Я мечтал, и мечты мои не были пустыми и бесплодными. Дождавшись весны, я надрал в березовой роще бересты, в черемушнике я срубил черемуховые стержни. Разогрев на огне стержни, я согнул их — каркас лодки был готов.
Согнутые в дуги стержни сохли на жарком летнем солнышке, береста, которой я обвяжу каркас, хранилась, свернутая в рулон, в кладовке...
И я непременно бы соорудил лодку-пирогу и поплыл бы на ней вместе с Гутей, только мне помешал черный день в истории нашей страны — 22 июня 1941 года.
3В первый год войны в Берикульской средней школе обнаружилась большая убыль учителей. Даже Николая Васильевича, высокого нескладного химика — и того призвали в армию. Чтобы не прерывать занятий, классы стали сдваивать, страивать, в одном помещении набивалось до пятидесяти человек. Сидели за партами втроем, вчетвером, писали, примостившись где кто мог, сидя на полу, стоя возле подоконников. Не раз и наш класс, восьмой, соединялся с параллельным, в котором училась Гутя, — на мое страдание и мучение. Обнаружилось, что я боюсь девчонок. Подойти к кому-нибудь из них, сказать слово — лучше умереть. Учителя, зная об этом свойстве моей натуры, старались пореже вызывать меня к доске. Щадили, но не все. Софья Самсоновна, учительница химии, жена Николая Васильевича, казалось, только и ждала, когда наш класс соединят с параллельным, чтобы тотчас вызвать меня и помучить в глазах девчонок, к которым я еще не привык.

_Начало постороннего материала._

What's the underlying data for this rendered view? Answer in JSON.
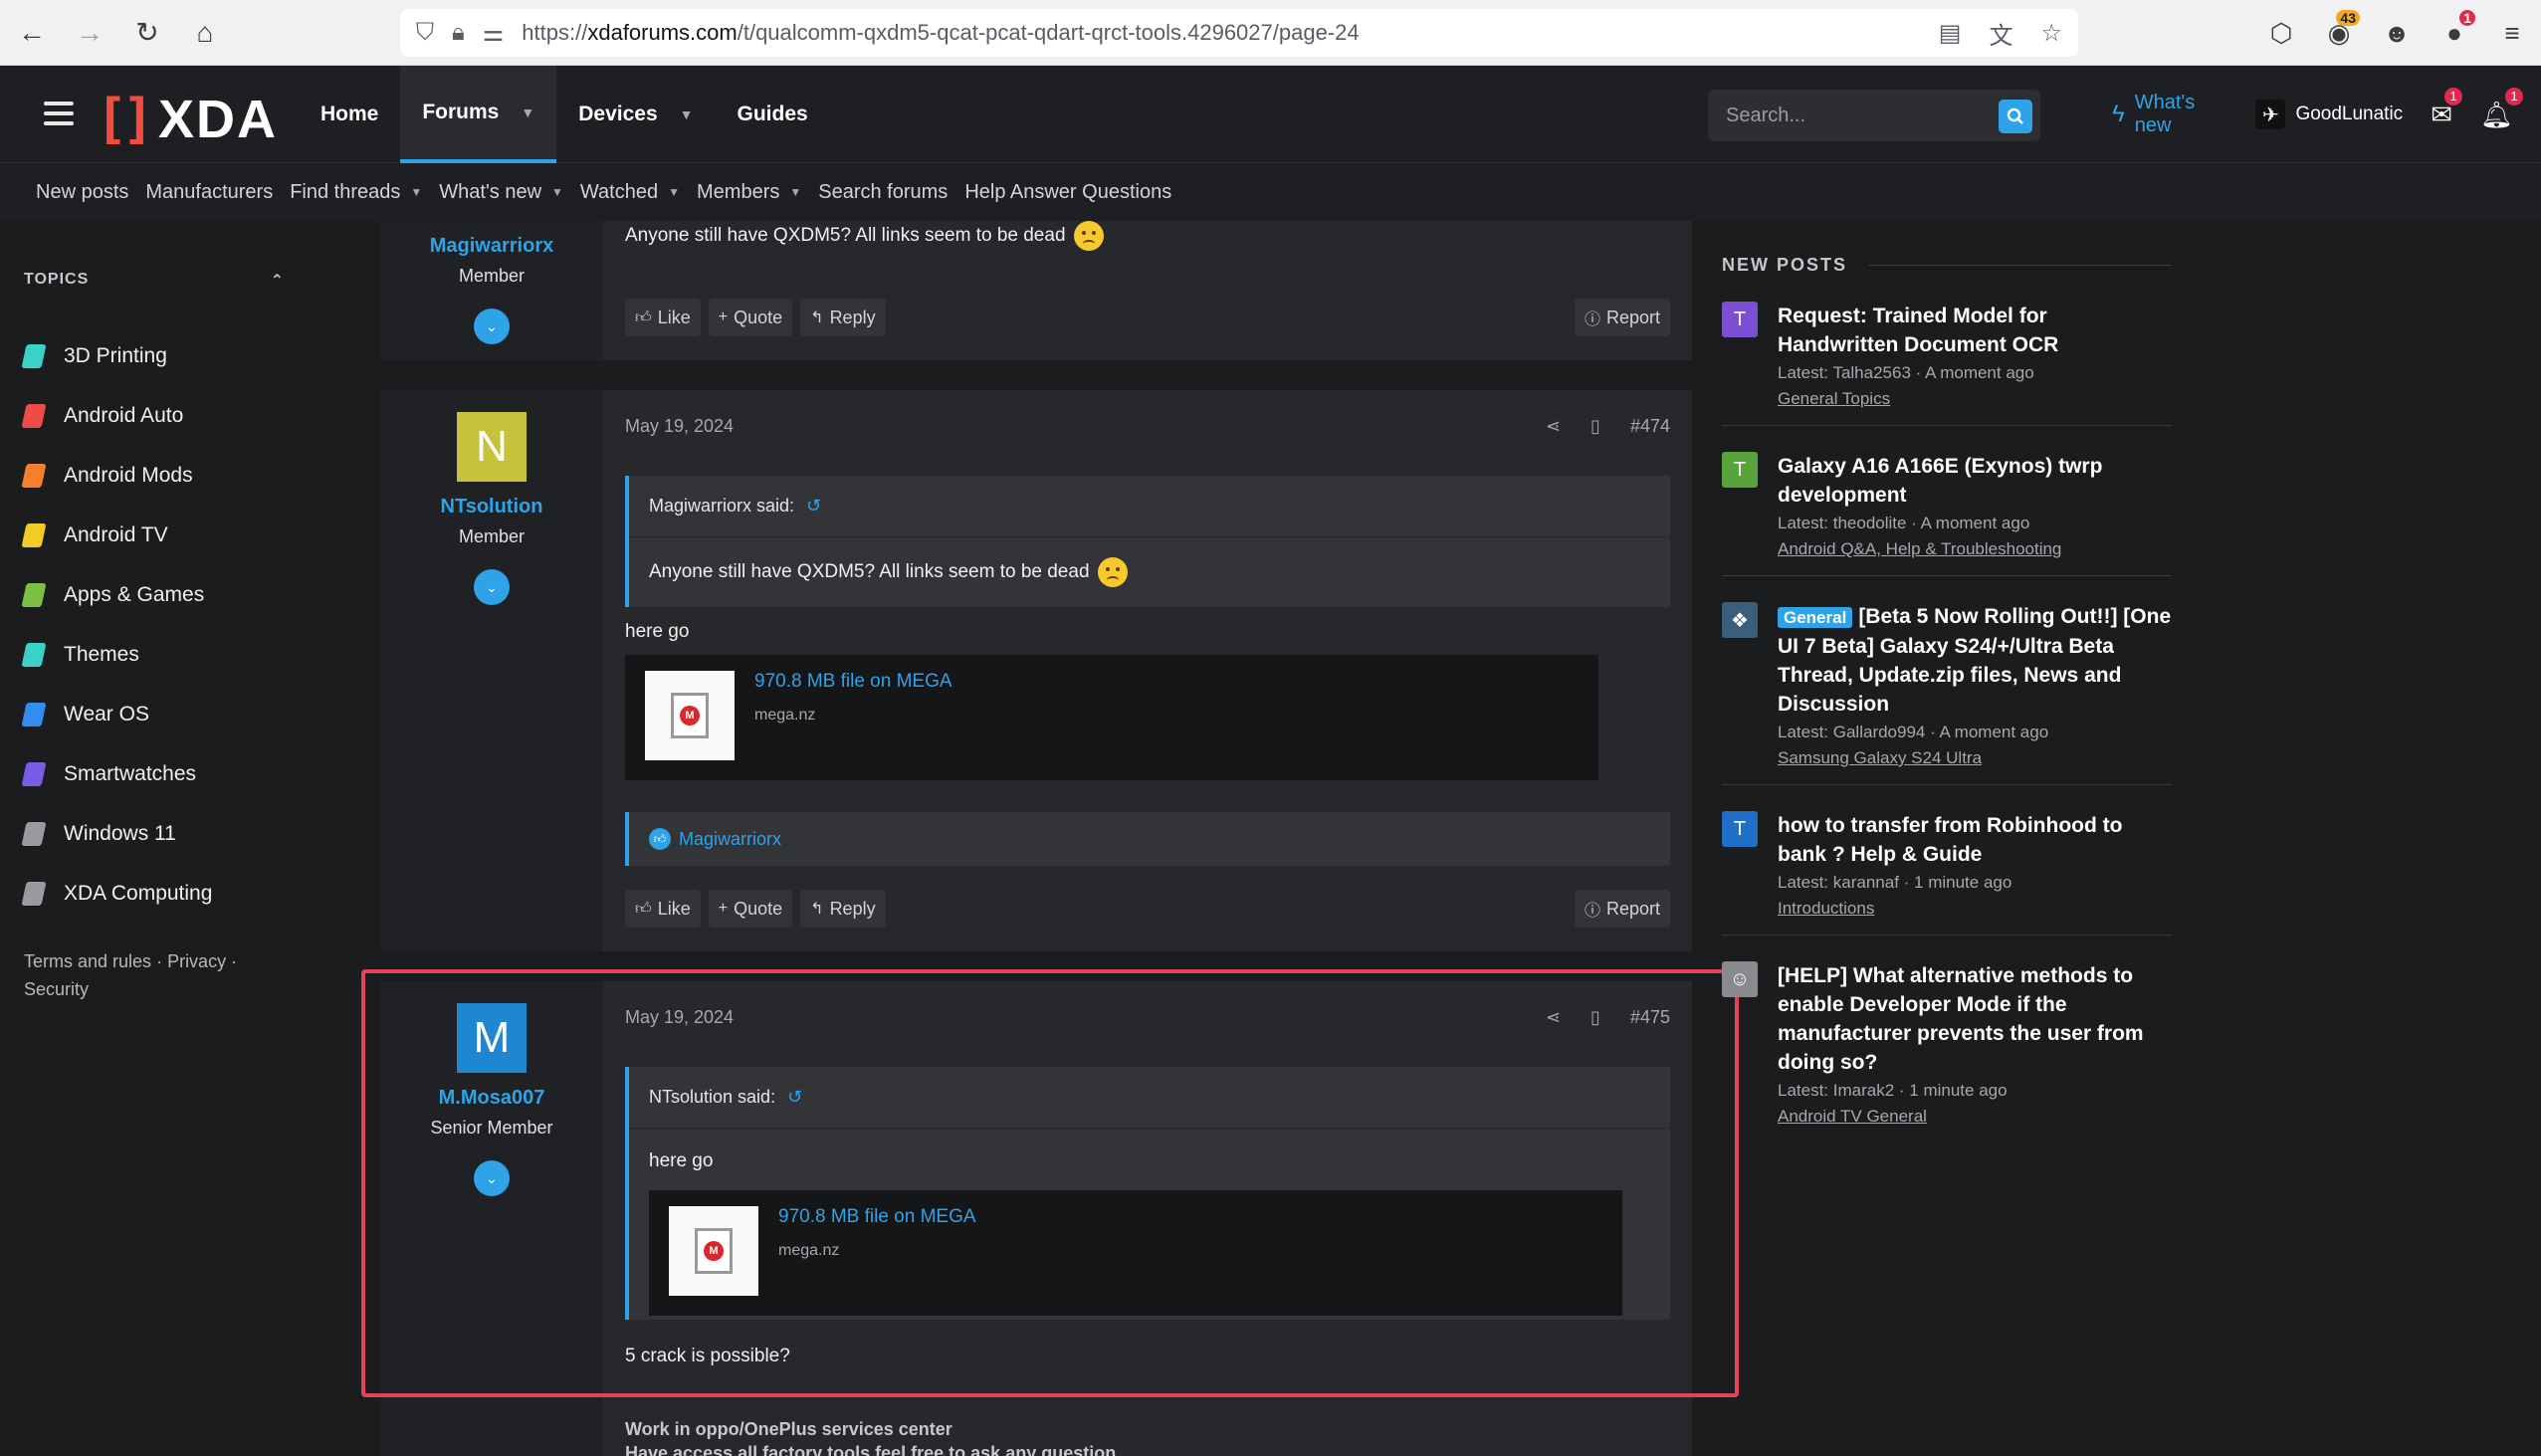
{
  "browser": {
    "url_prefix": "https://",
    "url_host": "xdaforums.com",
    "url_path": "/t/qualcomm-qxdm5-qcat-pcat-qdart-qrct-tools.4296027/page-24",
    "badges": {
      "extension": "43",
      "profile": "1"
    }
  },
  "header": {
    "logo": "XDA",
    "nav": {
      "home": "Home",
      "forums": "Forums",
      "devices": "Devices",
      "guides": "Guides"
    },
    "search_placeholder": "Search...",
    "whats_new": "What's new",
    "username": "GoodLunatic",
    "inbox_count": "1",
    "alerts_count": "1"
  },
  "subnav": [
    "New posts",
    "Manufacturers",
    "Find threads",
    "What's new",
    "Watched",
    "Members",
    "Search forums",
    "Help Answer Questions"
  ],
  "sidebar": {
    "heading": "TOPICS",
    "topics": [
      {
        "label": "3D Printing",
        "color": "#3ad1c6"
      },
      {
        "label": "Android Auto",
        "color": "#ef4b4b"
      },
      {
        "label": "Android Mods",
        "color": "#f57f2a"
      },
      {
        "label": "Android TV",
        "color": "#f2cb24"
      },
      {
        "label": "Apps & Games",
        "color": "#7bc043"
      },
      {
        "label": "Themes",
        "color": "#3ad1c6"
      },
      {
        "label": "Wear OS",
        "color": "#2f8ef0"
      },
      {
        "label": "Smartwatches",
        "color": "#7b5ce5"
      },
      {
        "label": "Windows 11",
        "color": "#9a9a9e"
      },
      {
        "label": "XDA Computing",
        "color": "#9a9a9e"
      }
    ],
    "footer_terms": "Terms and rules",
    "footer_privacy": "Privacy",
    "footer_security": "Security"
  },
  "posts": [
    {
      "user": "Magiwarriorx",
      "role": "Member",
      "text": "Anyone still have QXDM5? All links seem to be dead",
      "actions": {
        "like": "Like",
        "quote": "Quote",
        "reply": "Reply",
        "report": "Report"
      }
    },
    {
      "user": "NTsolution",
      "initial": "N",
      "avatar_color": "#c7c23a",
      "role": "Member",
      "date": "May 19, 2024",
      "number": "#474",
      "quote_author": "Magiwarriorx said:",
      "quote_text": "Anyone still have QXDM5? All links seem to be dead",
      "text": "here go",
      "embed_title": "970.8 MB file on MEGA",
      "embed_domain": "mega.nz",
      "reaction_user": "Magiwarriorx",
      "actions": {
        "like": "Like",
        "quote": "Quote",
        "reply": "Reply",
        "report": "Report"
      }
    },
    {
      "user": "M.Mosa007",
      "initial": "M",
      "avatar_color": "#1f86d1",
      "role": "Senior Member",
      "date": "May 19, 2024",
      "number": "#475",
      "quote_author": "NTsolution said:",
      "quote_text": "here go",
      "embed_title": "970.8 MB file on MEGA",
      "embed_domain": "mega.nz",
      "text": "5 crack is possible?",
      "signature_1": "Work in oppo/OnePlus services center",
      "signature_2": "Have access all factory tools feel free to ask any question"
    }
  ],
  "new_posts": {
    "heading": "NEW POSTS",
    "items": [
      {
        "initial": "T",
        "color": "#7b4fd1",
        "tag": "",
        "title": "Request: Trained Model for Handwritten Document OCR",
        "latest": "Latest: Talha2563 · A moment ago",
        "forum": "General Topics"
      },
      {
        "initial": "T",
        "color": "#58a33a",
        "tag": "",
        "title": "Galaxy A16 A166E (Exynos) twrp development",
        "latest": "Latest: theodolite · A moment ago",
        "forum": "Android Q&A, Help & Troubleshooting"
      },
      {
        "initial": "",
        "color": "#3b5f7a",
        "tag": "General",
        "title": "[Beta 5 Now Rolling Out!!] [One UI 7 Beta] Galaxy S24/+/Ultra Beta Thread, Update.zip files, News and Discussion",
        "latest": "Latest: Gallardo994 · A moment ago",
        "forum": "Samsung Galaxy S24 Ultra"
      },
      {
        "initial": "T",
        "color": "#1f6fc7",
        "tag": "",
        "title": "how to transfer from Robinhood to bank ? Help & Guide",
        "latest": "Latest: karannaf · 1 minute ago",
        "forum": "Introductions"
      },
      {
        "initial": "",
        "color": "#8a8a8e",
        "tag": "",
        "title": "[HELP] What alternative methods to enable Developer Mode if the manufacturer prevents the user from doing so?",
        "latest": "Latest: Imarak2 · 1 minute ago",
        "forum": "Android TV General"
      }
    ]
  }
}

Это так происходило. Вызванный к доске, я стараюсь припомнить химическую формулу, но мне никак это не удается. Сидел за партой — помнил формулу, очутился у доски — забыл. Стою у доски, на пол из моей руки сыплются крошки мела. Смотрю вниз — щеки мои пылают.

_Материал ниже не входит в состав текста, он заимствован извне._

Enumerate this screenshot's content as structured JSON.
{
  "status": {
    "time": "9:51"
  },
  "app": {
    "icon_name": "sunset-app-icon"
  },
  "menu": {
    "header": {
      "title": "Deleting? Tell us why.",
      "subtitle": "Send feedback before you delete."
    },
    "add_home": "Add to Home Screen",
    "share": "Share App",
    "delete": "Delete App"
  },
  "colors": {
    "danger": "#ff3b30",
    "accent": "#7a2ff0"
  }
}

— Опять ты не выучил формулы, — упрекает меня Софья Самсоновна очень спокойным голосом.
А мне легче сквозь землю провалиться, чем стоять перед доской и сыпать крошки мела на пол.

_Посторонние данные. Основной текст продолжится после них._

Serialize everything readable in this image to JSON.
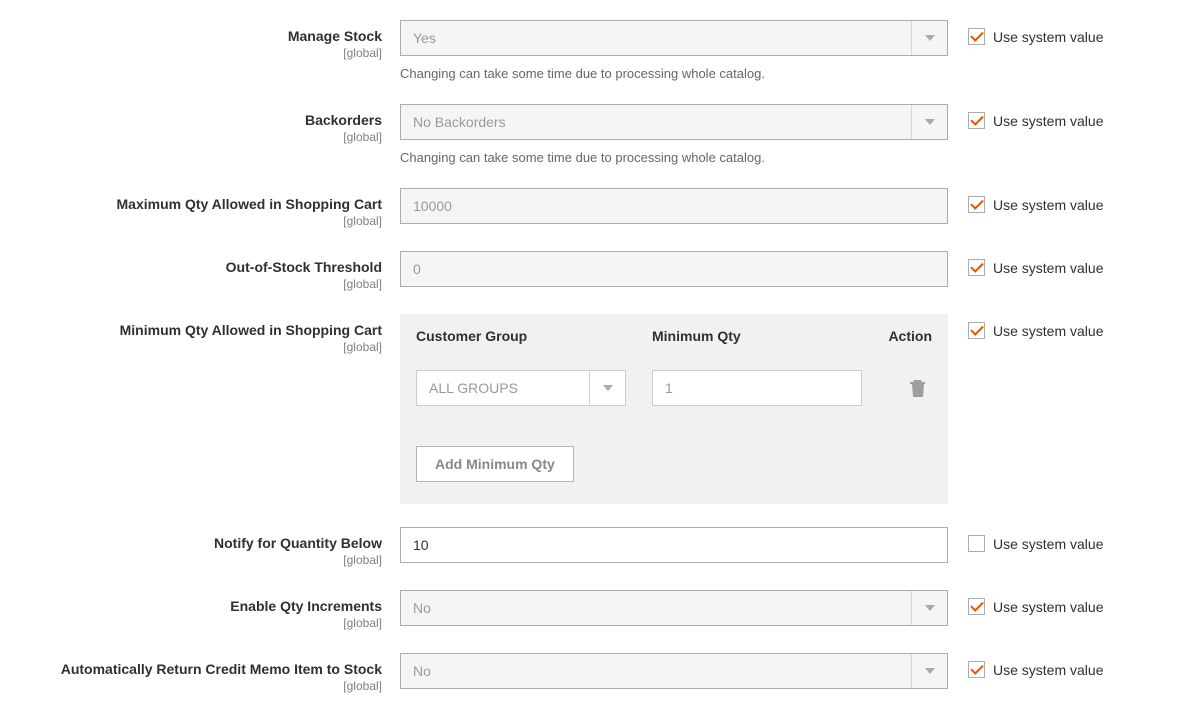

— Значит, не знаешь формулы, — допытывается Софья Самсоновна. — Тогда я задам тебе вопрос... Повернись лицом к классу, экая невидаль твоя спина! — и отвечай.
Я подчиняюсь, поворачиваюсь к классу лицом; Софья Самсоновна, прежде чем задать вопрос, пытает меня:
— Почему ты такой красный? От стыда? Чего же тебе стыдно?
Я молчу.
— Ну, тогда отвечай... — Далее следует сложный вопрос, и я не в силах на него ответить. Я молчу.
Класс сочувствует мне. Все стараются не смотреть на меня, а Софья Самсоновна долго еще терзает меня.
Наконец, по приказу учительницы, ничего не видя перед собой, я иду и сажусь на свое место. Как мне хочется закрыть лицо руками.
Дома я терзался душой. Моя конфузливость, стыдливость казались мне пороком. Я не знал, что мне делать, чтобы избавиться от конфузливости и быть таким, как все мальчишки: подходить свободно к девчонкам и разговаривать с ними. Мысленно, наедине, в своих мечтах я творил чудеса. Я смело подходил к Гуте и говорил, какая она красивая! — или что-нибудь другое в том же роде. Мысленно же я дожидался ее у крыльца школы после уроков, чтобы проводить до дому. Что мне насмешливые улыбки, взгляды: жених-де с невестой! — я чувствовал себя смелым, взрослым, независимым. Мысленно я даже осмеливался взять Гутю под руку, как это делал до войны Николай Васильевич, ведя по улице Софью Самсоновну. Мысленно я даже осмеливался поцеловать Гутю. Только мысленно. На самом же деле я был другой. Завидев Гутю на дороге, я спешил юркнуть в переулок, либо отстояться, зажмурившись, за телефонным столбом...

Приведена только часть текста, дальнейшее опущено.